Firstly, the defense team objected to directions by prosecutors to people who were subpoenaed telling them not to discuss their subpoena. Espy argues in the court filing that the prosecution has no authority to order witnesses to not discuss the details of their subpoena. The defense argues that instructing persons involved in the case to secrecy makes them hesitant to talk to anyone including the defense. The defense argues that this is making it harder for them to put on a defense. Then Espy is asking the court to direct prosecutors to send written notices to everyone who has received a subpoena in this case informing them that there is no prohibition against discussing the case with anyone including the defense.
Secondly, the defense team asked that all allegations by the prosecution against former Senator Barron by the attorney general’s office be kept under seal. The defense claimed that public comments about the case made by Attorney General Luther Strange (R) were designed to generate media coverage and influence the jury pool. The defense charged that in a previous high profile case, prosecutor Matt Hart used filings against former Governor Don Seigelman (D) to generate negative media comments about Seigelman and thus make it more likely that jurors could be influenced to convict the former Governor in that landmark public corruption trial. Anticipating that there could be additional allegations by prosecutors against Barron, Espy is asking that any such comments be kept under seal. Former Governor Seigelman is still in federal prison.

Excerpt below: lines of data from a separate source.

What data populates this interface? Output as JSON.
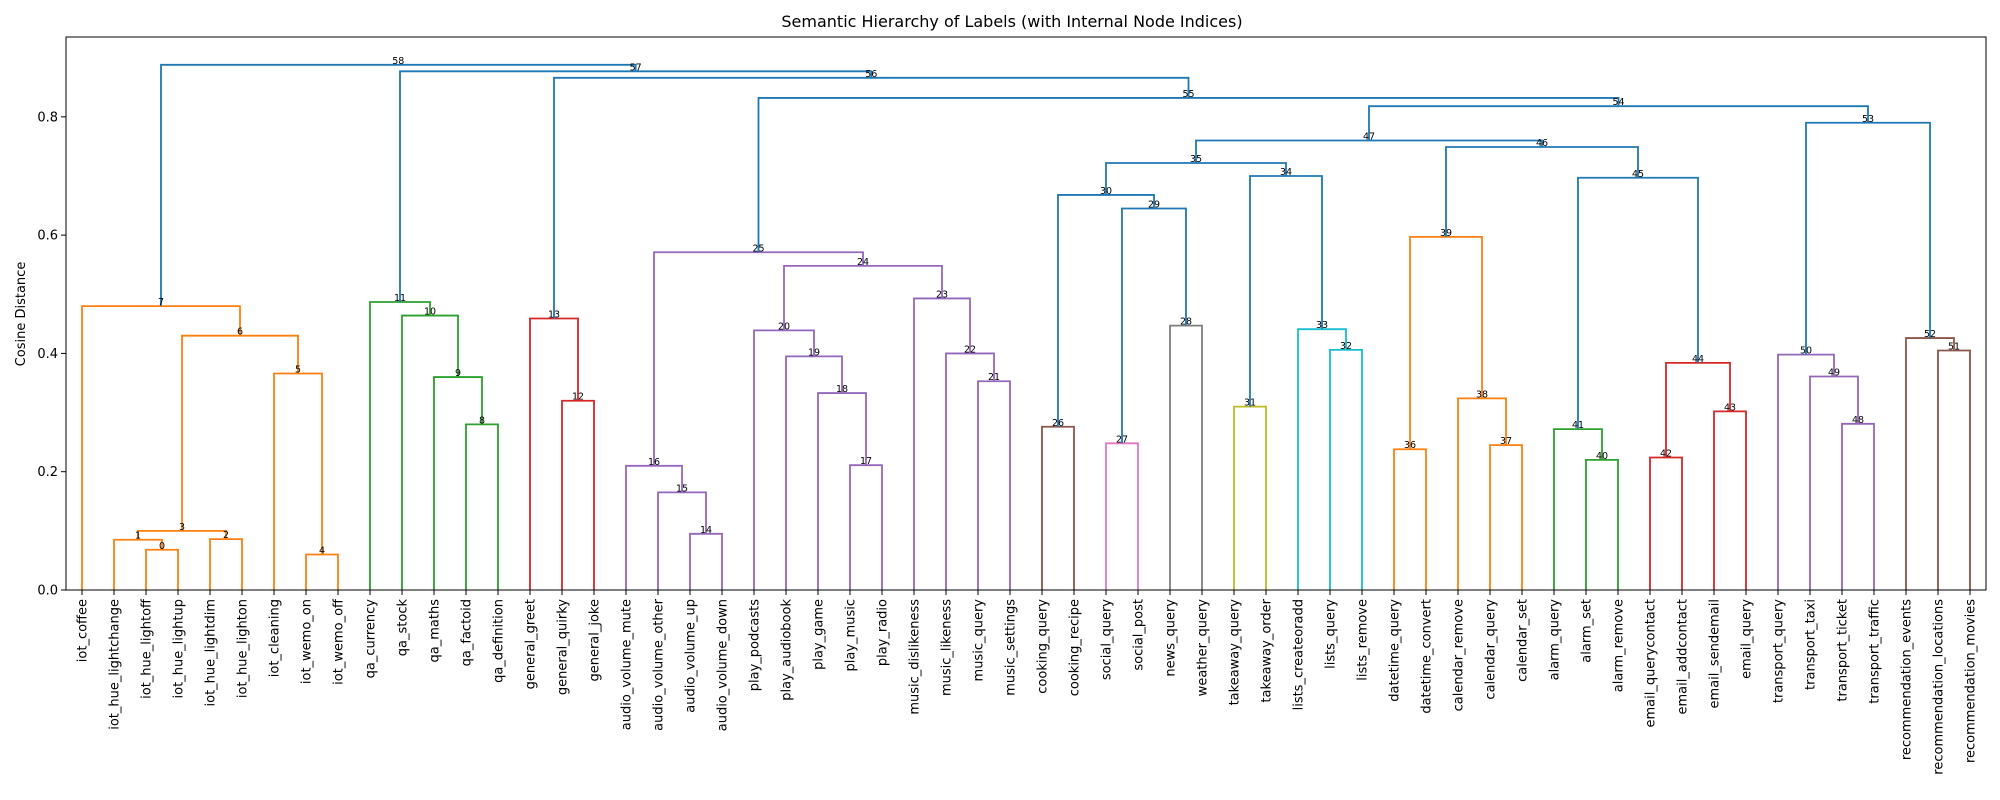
{
  "chart_data": {
    "type": "dendrogram",
    "title": "Semantic Hierarchy of Labels (with Internal Node Indices)",
    "xlabel": "",
    "ylabel": "Cosine Distance",
    "ylim": [
      0,
      0.935
    ],
    "yticks": [
      "0.0",
      "0.2",
      "0.4",
      "0.6",
      "0.8"
    ],
    "ytick_values": [
      0,
      0.2,
      0.4,
      0.6,
      0.8
    ],
    "grid": false,
    "leaves": [
      "iot_coffee",
      "iot_hue_lightchange",
      "iot_hue_lightoff",
      "iot_hue_lightup",
      "iot_hue_lightdim",
      "iot_hue_lighton",
      "iot_cleaning",
      "iot_wemo_on",
      "iot_wemo_off",
      "qa_currency",
      "qa_stock",
      "qa_maths",
      "qa_factoid",
      "qa_definition",
      "general_greet",
      "general_quirky",
      "general_joke",
      "audio_volume_mute",
      "audio_volume_other",
      "audio_volume_up",
      "audio_volume_down",
      "play_podcasts",
      "play_audiobook",
      "play_game",
      "play_music",
      "play_radio",
      "music_dislikeness",
      "music_likeness",
      "music_query",
      "music_settings",
      "cooking_query",
      "cooking_recipe",
      "social_query",
      "social_post",
      "news_query",
      "weather_query",
      "takeaway_query",
      "takeaway_order",
      "lists_createoradd",
      "lists_query",
      "lists_remove",
      "datetime_query",
      "datetime_convert",
      "calendar_remove",
      "calendar_query",
      "calendar_set",
      "alarm_query",
      "alarm_set",
      "alarm_remove",
      "email_querycontact",
      "email_addcontact",
      "email_sendemail",
      "email_query",
      "transport_query",
      "transport_taxi",
      "transport_ticket",
      "transport_traffic",
      "recommendation_events",
      "recommendation_locations",
      "recommendation_movies"
    ],
    "colors": {
      "above": "#1f77b4",
      "orange": "#ff7f0e",
      "green": "#2ca02c",
      "red": "#d62728",
      "purple": "#9467bd",
      "brown": "#8c564b",
      "pink": "#e377c2",
      "gray": "#7f7f7f",
      "olive": "#bcbd22",
      "cyan": "#17becf"
    },
    "merges": [
      {
        "id": 0,
        "left": "iot_hue_lightoff",
        "right": "iot_hue_lightup",
        "height": 0.068,
        "color": "orange"
      },
      {
        "id": 1,
        "left": "iot_hue_lightchange",
        "right": 0,
        "height": 0.085,
        "color": "orange"
      },
      {
        "id": 2,
        "left": "iot_hue_lightdim",
        "right": "iot_hue_lighton",
        "height": 0.086,
        "color": "orange"
      },
      {
        "id": 3,
        "left": 1,
        "right": 2,
        "height": 0.1,
        "color": "orange"
      },
      {
        "id": 4,
        "left": "iot_wemo_on",
        "right": "iot_wemo_off",
        "height": 0.06,
        "color": "orange"
      },
      {
        "id": 5,
        "left": "iot_cleaning",
        "right": 4,
        "height": 0.366,
        "color": "orange"
      },
      {
        "id": 6,
        "left": 3,
        "right": 5,
        "height": 0.43,
        "color": "orange"
      },
      {
        "id": 7,
        "left": "iot_coffee",
        "right": 6,
        "height": 0.48,
        "color": "orange"
      },
      {
        "id": 8,
        "left": "qa_factoid",
        "right": "qa_definition",
        "height": 0.28,
        "color": "green"
      },
      {
        "id": 9,
        "left": "qa_maths",
        "right": 8,
        "height": 0.36,
        "color": "green"
      },
      {
        "id": 10,
        "left": "qa_stock",
        "right": 9,
        "height": 0.464,
        "color": "green"
      },
      {
        "id": 11,
        "left": "qa_currency",
        "right": 10,
        "height": 0.487,
        "color": "green"
      },
      {
        "id": 12,
        "left": "general_quirky",
        "right": "general_joke",
        "height": 0.32,
        "color": "red"
      },
      {
        "id": 13,
        "left": "general_greet",
        "right": 12,
        "height": 0.459,
        "color": "red"
      },
      {
        "id": 14,
        "left": "audio_volume_up",
        "right": "audio_volume_down",
        "height": 0.095,
        "color": "purple"
      },
      {
        "id": 15,
        "left": "audio_volume_other",
        "right": 14,
        "height": 0.165,
        "color": "purple"
      },
      {
        "id": 16,
        "left": "audio_volume_mute",
        "right": 15,
        "height": 0.21,
        "color": "purple"
      },
      {
        "id": 17,
        "left": "play_music",
        "right": "play_radio",
        "height": 0.211,
        "color": "purple"
      },
      {
        "id": 18,
        "left": "play_game",
        "right": 17,
        "height": 0.333,
        "color": "purple"
      },
      {
        "id": 19,
        "left": "play_audiobook",
        "right": 18,
        "height": 0.395,
        "color": "purple"
      },
      {
        "id": 20,
        "left": "play_podcasts",
        "right": 19,
        "height": 0.439,
        "color": "purple"
      },
      {
        "id": 21,
        "left": "music_query",
        "right": "music_settings",
        "height": 0.353,
        "color": "purple"
      },
      {
        "id": 22,
        "left": "music_likeness",
        "right": 21,
        "height": 0.4,
        "color": "purple"
      },
      {
        "id": 23,
        "left": "music_dislikeness",
        "right": 22,
        "height": 0.493,
        "color": "purple"
      },
      {
        "id": 24,
        "left": 20,
        "right": 23,
        "height": 0.548,
        "color": "purple"
      },
      {
        "id": 25,
        "left": 16,
        "right": 24,
        "height": 0.571,
        "color": "purple"
      },
      {
        "id": 26,
        "left": "cooking_query",
        "right": "cooking_recipe",
        "height": 0.276,
        "color": "brown"
      },
      {
        "id": 27,
        "left": "social_query",
        "right": "social_post",
        "height": 0.248,
        "color": "pink"
      },
      {
        "id": 28,
        "left": "news_query",
        "right": "weather_query",
        "height": 0.447,
        "color": "gray"
      },
      {
        "id": 29,
        "left": 27,
        "right": 28,
        "height": 0.645,
        "color": "above"
      },
      {
        "id": 30,
        "left": 26,
        "right": 29,
        "height": 0.668,
        "color": "above"
      },
      {
        "id": 31,
        "left": "takeaway_query",
        "right": "takeaway_order",
        "height": 0.31,
        "color": "olive"
      },
      {
        "id": 32,
        "left": "lists_query",
        "right": "lists_remove",
        "height": 0.406,
        "color": "cyan"
      },
      {
        "id": 33,
        "left": "lists_createoradd",
        "right": 32,
        "height": 0.441,
        "color": "cyan"
      },
      {
        "id": 34,
        "left": 31,
        "right": 33,
        "height": 0.7,
        "color": "above"
      },
      {
        "id": 35,
        "left": 30,
        "right": 34,
        "height": 0.722,
        "color": "above"
      },
      {
        "id": 36,
        "left": "datetime_query",
        "right": "datetime_convert",
        "height": 0.238,
        "color": "orange"
      },
      {
        "id": 37,
        "left": "calendar_query",
        "right": "calendar_set",
        "height": 0.245,
        "color": "orange"
      },
      {
        "id": 38,
        "left": "calendar_remove",
        "right": 37,
        "height": 0.324,
        "color": "orange"
      },
      {
        "id": 39,
        "left": 36,
        "right": 38,
        "height": 0.597,
        "color": "orange"
      },
      {
        "id": 40,
        "left": "alarm_set",
        "right": "alarm_remove",
        "height": 0.22,
        "color": "green"
      },
      {
        "id": 41,
        "left": "alarm_query",
        "right": 40,
        "height": 0.272,
        "color": "green"
      },
      {
        "id": 42,
        "left": "email_querycontact",
        "right": "email_addcontact",
        "height": 0.224,
        "color": "red"
      },
      {
        "id": 43,
        "left": "email_sendemail",
        "right": "email_query",
        "height": 0.302,
        "color": "red"
      },
      {
        "id": 44,
        "left": 42,
        "right": 43,
        "height": 0.384,
        "color": "red"
      },
      {
        "id": 45,
        "left": 41,
        "right": 44,
        "height": 0.697,
        "color": "above"
      },
      {
        "id": 46,
        "left": 39,
        "right": 45,
        "height": 0.749,
        "color": "above"
      },
      {
        "id": 47,
        "left": 35,
        "right": 46,
        "height": 0.76,
        "color": "above"
      },
      {
        "id": 48,
        "left": "transport_ticket",
        "right": "transport_traffic",
        "height": 0.281,
        "color": "purple"
      },
      {
        "id": 49,
        "left": "transport_taxi",
        "right": 48,
        "height": 0.361,
        "color": "purple"
      },
      {
        "id": 50,
        "left": "transport_query",
        "right": 49,
        "height": 0.398,
        "color": "purple"
      },
      {
        "id": 51,
        "left": "recommendation_locations",
        "right": "recommendation_movies",
        "height": 0.405,
        "color": "brown"
      },
      {
        "id": 52,
        "left": "recommendation_events",
        "right": 51,
        "height": 0.426,
        "color": "brown"
      },
      {
        "id": 53,
        "left": 50,
        "right": 52,
        "height": 0.79,
        "color": "above"
      },
      {
        "id": 54,
        "left": 47,
        "right": 53,
        "height": 0.818,
        "color": "above"
      },
      {
        "id": 55,
        "left": 25,
        "right": 54,
        "height": 0.832,
        "color": "above"
      },
      {
        "id": 56,
        "left": 13,
        "right": 55,
        "height": 0.866,
        "color": "above"
      },
      {
        "id": 57,
        "left": 11,
        "right": 56,
        "height": 0.877,
        "color": "above"
      },
      {
        "id": 58,
        "left": 7,
        "right": 57,
        "height": 0.888,
        "color": "above"
      }
    ]
  }
}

Thirdly, Espy claims that there may be a second grand jury which is investigating these charges or something very similar. In his filing, Espy charges that it is improper for prosecutors to use a grand jury to build a case for a pending trial. According to Espy’s filing, once a grand jury has returned an indictment its role is complete and it cannot be used to continue investigating the same matter. Espy seems to be arguing that using a grand jury for the purpose of preparing an existing indictment for trial is an improper use of the grand jury.
Finally the defense is charging that the prosecution has not given them all of the evidence that prosecutors have in this case, including possibly exculpatory evidence. Specifically the defense says that they have received only typed notes by prosecution investigator Tom Coram of oral statements by co-defendant Jill Johnson. If Coram was taking notes in the case, then likely there are more notes from interviews with other witnesses in this case. If there are such notes, the defense argues that they are entitled to those notes. The defense believes that prosecutors have interviewed several people about this case; but has not provided any of that evidence (whether transcripts or simple notes) to the defense team.
Senator Barron has been charged with six counts of illegally moving funds and a car from his campaign to then campaign worker Jill Johnson for duties not related to the campaign. The defense is maintaining Senator Baron’s innocence.